Kosten der Futterwerbung mit einem Doppelmessermähwerk rund doppelt so hoch wie mit dem Rotationsmähwerk

17
Feb
2022

Grünland hat einen herausragenden Wert für die biologische Vielfalt in unserer Kulturlandschaft. Durch seine unterschiedlichen Pflanzenarten und die gestaffelte Blüte der Gräser und Kräuter bieten Wiesen Lebensräume für eine Vielzahl von Tieren wie Vögel, Reptilien, Insekten und Spinnen. So zählt beispielweise langjährig extensiv genutztes Grünland, wie der Kalkmagerrasen, zu den artenreichsten Biotopen Mitteleuropas. Doch die Mahd, welche einerseits zur Erhaltung der vielfältigen Flora beiträgt, verringert andererseits die Fauna des Grünlandes erheblich. Denn bei jedem Schnitt mit einem gängigen Mähwerk wird ein Zehntel bis ein Drittel der Tierpopulation auf der gemähten Fläche getötet.
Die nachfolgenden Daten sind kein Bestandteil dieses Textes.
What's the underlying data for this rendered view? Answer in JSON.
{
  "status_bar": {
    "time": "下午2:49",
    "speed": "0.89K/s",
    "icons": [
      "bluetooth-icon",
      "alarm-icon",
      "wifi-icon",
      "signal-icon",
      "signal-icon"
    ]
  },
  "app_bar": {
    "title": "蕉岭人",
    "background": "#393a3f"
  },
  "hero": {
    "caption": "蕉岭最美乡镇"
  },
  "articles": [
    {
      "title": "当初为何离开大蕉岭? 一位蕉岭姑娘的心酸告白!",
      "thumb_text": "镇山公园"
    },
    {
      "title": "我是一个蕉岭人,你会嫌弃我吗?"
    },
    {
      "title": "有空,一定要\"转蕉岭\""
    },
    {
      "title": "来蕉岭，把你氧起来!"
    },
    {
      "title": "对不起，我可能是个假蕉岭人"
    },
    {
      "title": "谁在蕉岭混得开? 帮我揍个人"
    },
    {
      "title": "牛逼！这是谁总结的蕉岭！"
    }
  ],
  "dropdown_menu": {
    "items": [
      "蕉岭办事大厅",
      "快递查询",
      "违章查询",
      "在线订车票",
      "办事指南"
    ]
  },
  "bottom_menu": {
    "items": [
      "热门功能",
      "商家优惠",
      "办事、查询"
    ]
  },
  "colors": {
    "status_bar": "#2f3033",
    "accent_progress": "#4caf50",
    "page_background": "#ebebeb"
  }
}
Untersuchungen zeigen jedoch, dass der Schaden an der Grünlandfauna bei der Nutzung von Balken- und Doppelmessermähwerken wesentlich geringer ist als bei der Nutzung von Rotationsmähwerken. Zudem ist bei der Nutzung eines Doppelmessermähwerkes sowohl der Verschmutzungsgrad des Futters als auch der Kraftbedarf geringer. So werden laut Hersteller nur 1,5 KW Antriebsleistung pro Meter Arbeitsbreite benötigt. Ein Rotationsmähwerk dagegen benötigt ungefähr das 5-fache an Antriebsleistung.
Während die Nutzung eines Doppelmessermähwerkes also einerseits negative Umwelteffekte mindert, berichten Praktiker:innen andererseits von steigenden Kosten für die Grundfutterwerbung bei der Nutzung eines solchen Mähwerkes.
Eine Praxisstudie der Arbeitsgruppe ‚Politik und Märkte in der Agrar- und Ernährungswirtschaft‘ der HNE Eberswalde hat gemeinsam mit Partnerbetrieben die Mehrkosten der Verwendung des Doppelmessermähwerks im Vergleich zum üblichen Mähverfahren beispielhaft erfasst. Hierzu wurden in zwei Praxisbetrieben sämtliche Kosten im Zusammenhang mit der Nutzung des Doppelmessermähwerks dokumentiert und ausgewertet.
Die Berechnungen zeigen, dass die Gesamtkosten (inklusive Arbeitserledigung) beim Doppelmessermähwerk rund doppelt so hoch waren wie bei herkömmlicher Mähtechnik. Einerseits bedingten höhere Anschaffungskosten für das Doppelmessermähwerk inklusive notwendiges Zubehör die zusätzlichen Kosten pro Hektar. Diese schlugen sowohl bei den variablen wie bei den festen Kosten zu Buche. Andererseits waren die benötigten Arbeitsstunden und damit die Arbeitserledigungskosten vergleichsweise hoch. Insbesondere das häufige Wechseln und Schleifen der Messer sind hervorzuheben. Diese Wartungsarbeiten waren deutlich umfangreicher als ursprünglich erwartet, insbesondere auf Naturschutzflächen. Denn durch die Zusammensetzung der Grünlandflora auf Naturschutzflächen werden die Messer stärker beansprucht als auf anderen Flächen.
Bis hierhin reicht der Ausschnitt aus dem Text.